泉川病院 腎臓内科医師 前川明洋 著
南島原市広報「南島原」2018年10月号掲載分
CKDとは、増加する透析患者数を抑制する目的で、2002年に国際的に定義された疾患です。
●CKDの定義
以下の①、②のいずれか、または両方が3カ月以上持続することをいいます。
①尿検査、画像検査、血液検査、病理などで腎障害の存在が明らか(特に蛋白尿の存在が重要)。
②GFR(糸球体ろ過量)が60㎖/分/1.73㎡未満である(簡易的には腎機能が100点満点中で60点未満という意味でよいと思います)。
●例えば以下のような場合はすべてCKDとなります。
①学校健診で蛋白尿を指摘され、3カ月後のカ月後の検査でも再度尿蛋白陽性であった。
②職場健診の血液検査でGFR37㎖/分/1.73㎡であった。3カ月後の再検査ではGFR33㎖/分/1.73㎡であった。
③がん検診で腹部エコーをしたところ、本来2つあるはずの腎臓が生まれつき1つしかないことが分かった。
このような場合でも、自覚症状はほとんどないため、検査をしてみないとCKDかどうかを見つけることは難しいです。また、現在は腎機能が正常でも、定期的に腎機能を診ていく必要があります。
腎臓関連の検査に以下のようなものがあります。
●血液検査:クレアチニン(Cr)、eGFR、尿素窒素(BUN)の 測定
●尿検査:蛋白尿、血尿の測定
●画像検査:超音波やCTで腎臓の形などの評価
なかでも簡単に検査ができる尿検査は、腎臓の予後(将来透析になるかどうか)の予測ができるほか、生命予後(将来の寿命)とも関わってくることが分かってきており、以前より尿検査が重要視されるようになりました。

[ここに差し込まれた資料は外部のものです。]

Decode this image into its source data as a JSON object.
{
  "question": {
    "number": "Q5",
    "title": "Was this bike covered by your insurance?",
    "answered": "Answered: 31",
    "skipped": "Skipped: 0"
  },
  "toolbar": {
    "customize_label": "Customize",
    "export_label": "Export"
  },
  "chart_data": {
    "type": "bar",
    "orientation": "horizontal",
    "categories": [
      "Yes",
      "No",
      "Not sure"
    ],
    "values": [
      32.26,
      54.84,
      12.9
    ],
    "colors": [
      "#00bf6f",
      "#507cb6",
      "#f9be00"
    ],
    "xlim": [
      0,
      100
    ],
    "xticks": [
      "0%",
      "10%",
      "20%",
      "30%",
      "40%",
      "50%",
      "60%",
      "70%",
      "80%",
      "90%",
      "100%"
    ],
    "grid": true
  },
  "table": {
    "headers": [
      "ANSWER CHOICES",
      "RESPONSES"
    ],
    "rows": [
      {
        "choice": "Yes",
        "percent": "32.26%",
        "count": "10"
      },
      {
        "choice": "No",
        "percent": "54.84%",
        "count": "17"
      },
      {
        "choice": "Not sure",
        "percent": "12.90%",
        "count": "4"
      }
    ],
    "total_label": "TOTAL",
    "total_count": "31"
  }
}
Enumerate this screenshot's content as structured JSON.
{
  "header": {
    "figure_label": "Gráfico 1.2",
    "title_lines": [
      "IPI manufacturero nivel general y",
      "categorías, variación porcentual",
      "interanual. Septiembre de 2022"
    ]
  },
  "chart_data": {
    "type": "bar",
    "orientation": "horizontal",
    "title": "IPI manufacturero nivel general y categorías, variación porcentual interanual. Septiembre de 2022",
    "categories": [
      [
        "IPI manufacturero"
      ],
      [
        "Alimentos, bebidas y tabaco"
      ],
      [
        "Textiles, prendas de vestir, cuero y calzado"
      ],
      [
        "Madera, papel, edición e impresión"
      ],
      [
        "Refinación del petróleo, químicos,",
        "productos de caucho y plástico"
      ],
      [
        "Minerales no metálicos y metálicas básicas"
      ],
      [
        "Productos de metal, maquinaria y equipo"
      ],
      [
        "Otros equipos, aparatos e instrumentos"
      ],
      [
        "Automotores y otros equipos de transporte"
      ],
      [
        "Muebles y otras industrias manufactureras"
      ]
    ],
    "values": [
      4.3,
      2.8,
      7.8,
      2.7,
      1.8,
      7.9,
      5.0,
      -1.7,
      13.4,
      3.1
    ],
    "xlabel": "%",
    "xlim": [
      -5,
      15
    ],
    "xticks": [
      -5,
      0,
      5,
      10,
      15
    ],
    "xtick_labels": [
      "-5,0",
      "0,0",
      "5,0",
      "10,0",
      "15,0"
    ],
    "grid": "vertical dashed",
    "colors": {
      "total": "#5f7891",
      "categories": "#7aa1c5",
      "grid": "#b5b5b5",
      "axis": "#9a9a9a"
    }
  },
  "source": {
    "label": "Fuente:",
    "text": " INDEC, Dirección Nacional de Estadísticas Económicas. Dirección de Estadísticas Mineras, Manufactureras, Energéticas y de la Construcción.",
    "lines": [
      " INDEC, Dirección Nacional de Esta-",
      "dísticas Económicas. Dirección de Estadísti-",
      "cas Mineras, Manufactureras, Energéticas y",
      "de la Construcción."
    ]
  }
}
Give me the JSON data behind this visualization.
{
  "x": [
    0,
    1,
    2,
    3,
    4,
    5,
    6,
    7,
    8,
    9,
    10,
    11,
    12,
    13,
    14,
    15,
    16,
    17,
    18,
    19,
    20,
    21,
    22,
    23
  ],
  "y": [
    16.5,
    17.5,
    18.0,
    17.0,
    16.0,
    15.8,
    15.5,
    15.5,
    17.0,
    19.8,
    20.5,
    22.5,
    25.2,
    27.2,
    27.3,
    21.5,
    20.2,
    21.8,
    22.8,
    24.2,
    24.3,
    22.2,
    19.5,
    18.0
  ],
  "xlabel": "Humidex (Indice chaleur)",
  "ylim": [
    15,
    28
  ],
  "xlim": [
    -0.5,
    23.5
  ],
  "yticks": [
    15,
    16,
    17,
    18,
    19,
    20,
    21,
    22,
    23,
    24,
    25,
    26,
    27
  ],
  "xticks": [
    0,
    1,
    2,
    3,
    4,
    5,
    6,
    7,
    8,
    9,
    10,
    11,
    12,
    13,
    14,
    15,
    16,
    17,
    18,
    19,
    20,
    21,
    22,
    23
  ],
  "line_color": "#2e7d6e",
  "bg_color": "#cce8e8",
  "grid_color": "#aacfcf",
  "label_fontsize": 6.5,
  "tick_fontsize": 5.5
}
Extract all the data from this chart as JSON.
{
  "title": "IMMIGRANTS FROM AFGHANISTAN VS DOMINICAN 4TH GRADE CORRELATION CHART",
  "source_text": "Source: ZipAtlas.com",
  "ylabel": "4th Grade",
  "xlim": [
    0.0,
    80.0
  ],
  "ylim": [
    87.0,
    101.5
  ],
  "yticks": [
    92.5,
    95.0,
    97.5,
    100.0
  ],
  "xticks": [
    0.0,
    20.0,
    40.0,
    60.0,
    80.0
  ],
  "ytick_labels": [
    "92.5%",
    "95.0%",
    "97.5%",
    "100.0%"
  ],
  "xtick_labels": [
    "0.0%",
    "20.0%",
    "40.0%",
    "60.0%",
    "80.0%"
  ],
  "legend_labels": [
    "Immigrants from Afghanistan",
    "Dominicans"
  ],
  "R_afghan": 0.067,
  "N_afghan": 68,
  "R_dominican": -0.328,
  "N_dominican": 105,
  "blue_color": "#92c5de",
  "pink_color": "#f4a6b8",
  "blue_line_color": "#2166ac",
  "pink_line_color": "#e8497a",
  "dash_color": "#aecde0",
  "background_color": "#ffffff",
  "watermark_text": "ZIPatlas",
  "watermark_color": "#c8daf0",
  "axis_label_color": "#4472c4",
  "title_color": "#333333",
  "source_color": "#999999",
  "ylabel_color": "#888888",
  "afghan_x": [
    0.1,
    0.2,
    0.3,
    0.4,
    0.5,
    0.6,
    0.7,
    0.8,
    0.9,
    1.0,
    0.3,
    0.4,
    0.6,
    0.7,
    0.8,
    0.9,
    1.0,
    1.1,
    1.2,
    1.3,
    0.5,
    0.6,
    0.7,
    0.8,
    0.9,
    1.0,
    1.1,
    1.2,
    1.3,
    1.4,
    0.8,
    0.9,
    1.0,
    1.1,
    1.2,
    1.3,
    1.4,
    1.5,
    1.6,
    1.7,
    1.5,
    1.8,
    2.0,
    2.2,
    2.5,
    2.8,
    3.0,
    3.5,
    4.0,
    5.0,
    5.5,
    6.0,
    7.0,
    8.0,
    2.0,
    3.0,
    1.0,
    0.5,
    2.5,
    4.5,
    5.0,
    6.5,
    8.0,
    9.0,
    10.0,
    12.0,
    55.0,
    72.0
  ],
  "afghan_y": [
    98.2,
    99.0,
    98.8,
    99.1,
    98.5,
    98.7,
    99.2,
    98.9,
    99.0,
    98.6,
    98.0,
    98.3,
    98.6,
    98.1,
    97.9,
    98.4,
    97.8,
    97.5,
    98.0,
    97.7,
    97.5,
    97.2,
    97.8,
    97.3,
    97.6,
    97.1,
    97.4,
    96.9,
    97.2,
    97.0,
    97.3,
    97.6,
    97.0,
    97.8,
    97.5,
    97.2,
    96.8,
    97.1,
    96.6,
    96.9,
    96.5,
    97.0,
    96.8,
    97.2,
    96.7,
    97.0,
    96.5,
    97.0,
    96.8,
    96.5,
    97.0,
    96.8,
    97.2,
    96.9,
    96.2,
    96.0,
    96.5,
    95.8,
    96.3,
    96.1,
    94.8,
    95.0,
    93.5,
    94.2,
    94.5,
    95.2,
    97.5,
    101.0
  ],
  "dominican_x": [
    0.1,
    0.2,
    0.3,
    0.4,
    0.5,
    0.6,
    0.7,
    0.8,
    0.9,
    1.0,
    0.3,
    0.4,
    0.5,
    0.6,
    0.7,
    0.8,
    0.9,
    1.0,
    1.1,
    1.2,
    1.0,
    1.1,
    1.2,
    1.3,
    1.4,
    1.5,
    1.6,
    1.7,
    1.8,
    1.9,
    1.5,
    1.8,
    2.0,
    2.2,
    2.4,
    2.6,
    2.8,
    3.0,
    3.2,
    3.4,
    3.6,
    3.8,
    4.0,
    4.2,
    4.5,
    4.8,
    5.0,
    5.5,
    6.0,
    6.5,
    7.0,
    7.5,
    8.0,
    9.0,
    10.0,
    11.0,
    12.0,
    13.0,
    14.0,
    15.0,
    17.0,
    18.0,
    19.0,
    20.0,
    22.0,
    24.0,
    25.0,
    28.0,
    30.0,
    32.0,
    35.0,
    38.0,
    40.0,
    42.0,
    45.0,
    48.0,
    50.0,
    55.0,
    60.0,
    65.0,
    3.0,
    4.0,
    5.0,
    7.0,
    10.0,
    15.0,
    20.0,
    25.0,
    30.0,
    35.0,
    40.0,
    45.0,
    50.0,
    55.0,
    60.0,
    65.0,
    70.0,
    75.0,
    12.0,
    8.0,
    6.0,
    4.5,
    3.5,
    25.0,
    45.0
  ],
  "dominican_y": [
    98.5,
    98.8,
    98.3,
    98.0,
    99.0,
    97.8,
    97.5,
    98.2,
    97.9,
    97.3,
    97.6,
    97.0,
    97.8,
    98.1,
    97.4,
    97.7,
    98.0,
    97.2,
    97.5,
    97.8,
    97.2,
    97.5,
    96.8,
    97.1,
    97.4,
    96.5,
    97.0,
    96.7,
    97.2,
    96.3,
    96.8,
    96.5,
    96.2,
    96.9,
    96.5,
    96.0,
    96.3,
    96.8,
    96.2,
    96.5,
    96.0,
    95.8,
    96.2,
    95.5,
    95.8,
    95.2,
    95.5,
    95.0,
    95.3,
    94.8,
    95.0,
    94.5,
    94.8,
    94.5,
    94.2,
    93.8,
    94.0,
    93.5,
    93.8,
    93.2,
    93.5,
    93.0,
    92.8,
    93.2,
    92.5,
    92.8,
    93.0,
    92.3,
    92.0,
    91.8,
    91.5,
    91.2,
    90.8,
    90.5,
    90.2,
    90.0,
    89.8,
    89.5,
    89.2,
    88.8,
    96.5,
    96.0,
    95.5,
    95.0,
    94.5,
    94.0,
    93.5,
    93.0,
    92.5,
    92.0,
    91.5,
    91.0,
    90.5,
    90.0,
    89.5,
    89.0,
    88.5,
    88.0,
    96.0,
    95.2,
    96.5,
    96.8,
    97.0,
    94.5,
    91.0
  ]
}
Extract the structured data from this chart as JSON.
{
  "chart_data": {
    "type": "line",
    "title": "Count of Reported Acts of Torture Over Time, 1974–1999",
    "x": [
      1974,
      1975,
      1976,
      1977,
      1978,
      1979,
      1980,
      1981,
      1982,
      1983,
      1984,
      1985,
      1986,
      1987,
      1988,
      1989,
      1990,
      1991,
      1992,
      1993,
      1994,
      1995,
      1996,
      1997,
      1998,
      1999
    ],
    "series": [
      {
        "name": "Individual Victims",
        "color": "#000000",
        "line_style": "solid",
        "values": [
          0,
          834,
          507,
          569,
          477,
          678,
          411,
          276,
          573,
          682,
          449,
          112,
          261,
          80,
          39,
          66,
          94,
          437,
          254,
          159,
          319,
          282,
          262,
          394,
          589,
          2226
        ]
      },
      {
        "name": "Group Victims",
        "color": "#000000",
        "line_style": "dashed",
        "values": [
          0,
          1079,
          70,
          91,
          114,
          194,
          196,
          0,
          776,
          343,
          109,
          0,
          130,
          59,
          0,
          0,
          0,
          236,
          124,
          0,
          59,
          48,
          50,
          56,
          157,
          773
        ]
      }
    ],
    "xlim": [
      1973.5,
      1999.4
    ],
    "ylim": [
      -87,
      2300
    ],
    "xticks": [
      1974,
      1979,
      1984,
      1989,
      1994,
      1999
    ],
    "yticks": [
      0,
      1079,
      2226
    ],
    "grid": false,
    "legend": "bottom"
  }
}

また、これらの検査で異常がある場合でも、さらに詳しい検査を行うと、治療可能な腎臓病であることもあるため、必要に応じて腎臓内科での受診をお勧めします。 ただし、かかりつけの病院がある場合、まずは主治医へ相談をしてください。現在の自分の腎臓の状態を知るために、年に1度は健診を受けましょう。